He pasado meses enteros poniéndome medias. Cubriéndome los pies de este frío que es mi nueva casa. Esta casa que se parece a la torre de Hölderlin, pero con vista al mar. Imposible no preguntarse si la locura también se parece a la del poeta. El único consuelo que me queda es que mientras me siga preguntando de una probable locura significa que ella no ha llegado. El único consuelo entonces en este extrañamiento sigue siendo la decisión de apoyarme en una lógica que está haciendo agua hace años. Insisto, insisto porque nos enseñaron eso, nos dieron esta única manera de pensar como salvación del caos que siempre es el mundo. Nos engañaron, me engañaron y a pesar de eso sigo. Sigo haciendo lo mismo que aprendí de niña, porque el mundo es demasiado grande y yo pequeña. Impongo mis conclusiones que una a una se ven tomadas por el vórtice de lo contrario a mis decisiones. Entonces río, lloro, dependiendo del caso y sigo. No deja de ser curioso que todo esto al final nos conduzca a la muerte. Es aterrador.
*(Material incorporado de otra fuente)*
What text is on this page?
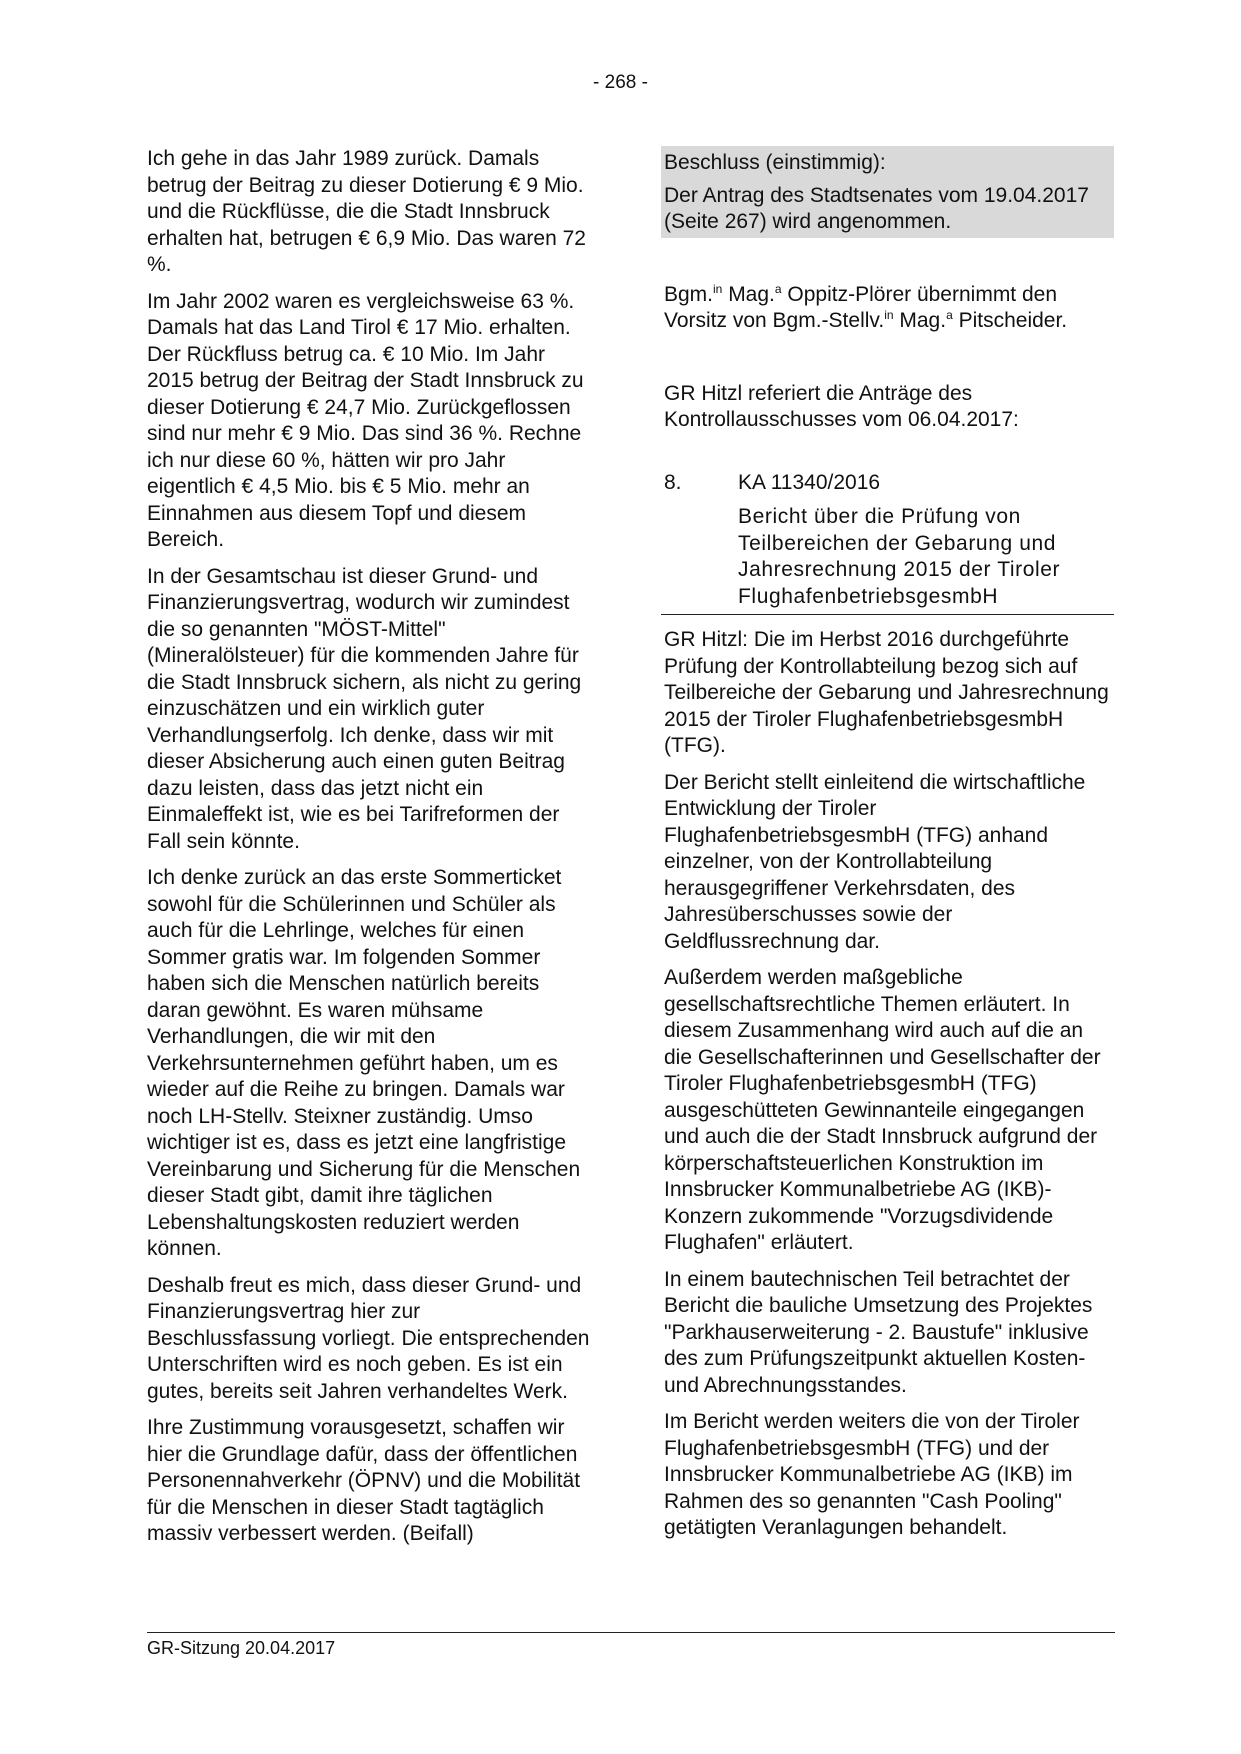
- 268 -

Ich gehe in das Jahr 1989 zurück. Damals betrug der Beitrag zu dieser Dotierung € 9 Mio. und die Rückflüsse, die die Stadt Innsbruck erhalten hat, betrugen € 6,9 Mio. Das waren 72 %.

Im Jahr 2002 waren es vergleichsweise 63 %. Damals hat das Land Tirol € 17 Mio. erhalten. Der Rückfluss betrug ca. € 10 Mio. Im Jahr 2015 betrug der Beitrag der Stadt Innsbruck zu dieser Dotierung € 24,7 Mio. Zurückgeflossen sind nur mehr € 9 Mio. Das sind 36 %. Rechne ich nur diese 60 %, hätten wir pro Jahr eigentlich € 4,5 Mio. bis € 5 Mio. mehr an Einnahmen aus diesem Topf und diesem Bereich.

In der Gesamtschau ist dieser Grund- und Finanzierungsvertrag, wodurch wir zumindest die so genannten "MÖST-Mittel" (Mineralölsteuer) für die kommenden Jahre für die Stadt Innsbruck sichern, als nicht zu gering einzuschätzen und ein wirklich guter Verhandlungserfolg. Ich denke, dass wir mit dieser Absicherung auch einen guten Beitrag dazu leisten, dass das jetzt nicht ein Einmaleffekt ist, wie es bei Tarifreformen der Fall sein könnte.

Ich denke zurück an das erste Sommerticket sowohl für die Schülerinnen und Schüler als auch für die Lehrlinge, welches für einen Sommer gratis war. Im folgenden Sommer haben sich die Menschen natürlich bereits daran gewöhnt. Es waren mühsame Verhandlungen, die wir mit den Verkehrsunternehmen geführt haben, um es wieder auf die Reihe zu bringen. Damals war noch LH-Stellv. Steixner zuständig. Umso wichtiger ist es, dass es jetzt eine langfristige Vereinbarung und Sicherung für die Menschen dieser Stadt gibt, damit ihre täglichen Lebenshaltungskosten reduziert werden können.

Deshalb freut es mich, dass dieser Grund- und Finanzierungsvertrag hier zur Beschlussfassung vorliegt. Die entsprechenden Unterschriften wird es noch geben. Es ist ein gutes, bereits seit Jahren verhandeltes Werk.

Ihre Zustimmung vorausgesetzt, schaffen wir hier die Grundlage dafür, dass der öffentlichen Personennahverkehr (ÖPNV) und die Mobilität für die Menschen in dieser Stadt tagtäglich massiv verbessert werden. (Beifall)

Beschluss (einstimmig):

Der Antrag des Stadtsenates vom 19.04.2017 (Seite 267) wird angenommen.

Bgm.$^{in}$ Mag.$^a$ Oppitz-Plörer übernimmt den Vorsitz von Bgm.-Stellv.$^{in}$ Mag.$^a$ Pitscheider.

GR Hitzl referiert die Anträge des Kontrollausschusses vom 06.04.2017:

8.	KA 11340/2016
Bericht über die Prüfung von Teilbereichen der Gebarung und Jahresrechnung 2015 der Tiroler FlughafenbetriebsgesmbH

GR Hitzl: Die im Herbst 2016 durchgeführte Prüfung der Kontrollabteilung bezog sich auf Teilbereiche der Gebarung und Jahresrechnung 2015 der Tiroler FlughafenbetriebsgesmbH (TFG).

Der Bericht stellt einleitend die wirtschaftliche Entwicklung der Tiroler FlughafenbetriebsgesmbH (TFG) anhand einzelner, von der Kontrollabteilung herausgegriffener Verkehrsdaten, des Jahresüberschusses sowie der Geldflussrechnung dar.

Außerdem werden maßgebliche gesellschaftsrechtliche Themen erläutert. In diesem Zusammenhang wird auch auf die an die Gesellschafterinnen und Gesellschafter der Tiroler FlughafenbetriebsgesmbH (TFG) ausgeschütteten Gewinnanteile eingegangen und auch die der Stadt Innsbruck aufgrund der körperschaftsteuerlichen Konstruktion im Innsbrucker Kommunalbetriebe AG (IKB)-Konzern zukommende "Vorzugsdividende Flughafen" erläutert.

In einem bautechnischen Teil betrachtet der Bericht die bauliche Umsetzung des Projektes "Parkhauserweiterung - 2. Baustufe" inklusive des zum Prüfungszeitpunkt aktuellen Kosten- und Abrechnungsstandes.

Im Bericht werden weiters die von der Tiroler FlughafenbetriebsgesmbH (TFG) und der Innsbrucker Kommunalbetriebe AG (IKB) im Rahmen des so genannten "Cash Pooling" getätigten Veranlagungen behandelt.

GR-Sitzung 20.04.2017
La muerte se viste de mil máscaras y al unísono se muestra desnuda y firme en la tierra en que nací, de nuevo me digo, es aterrador.
El tiempo, los pocos minutos que tardo en lanzar estas líneas desesperadas y una vez más mi cerebro hace su trabajo, los silogismos vienen en mi auxilio, la civilización adormece el miedo, ese es su objetivo. Droga apocalíptica.
Me engaño y sigo, mientras no llegue el poema que es el único sitio donde podré descansar.
La poesía para mí es el resguardo donde no hay muerte.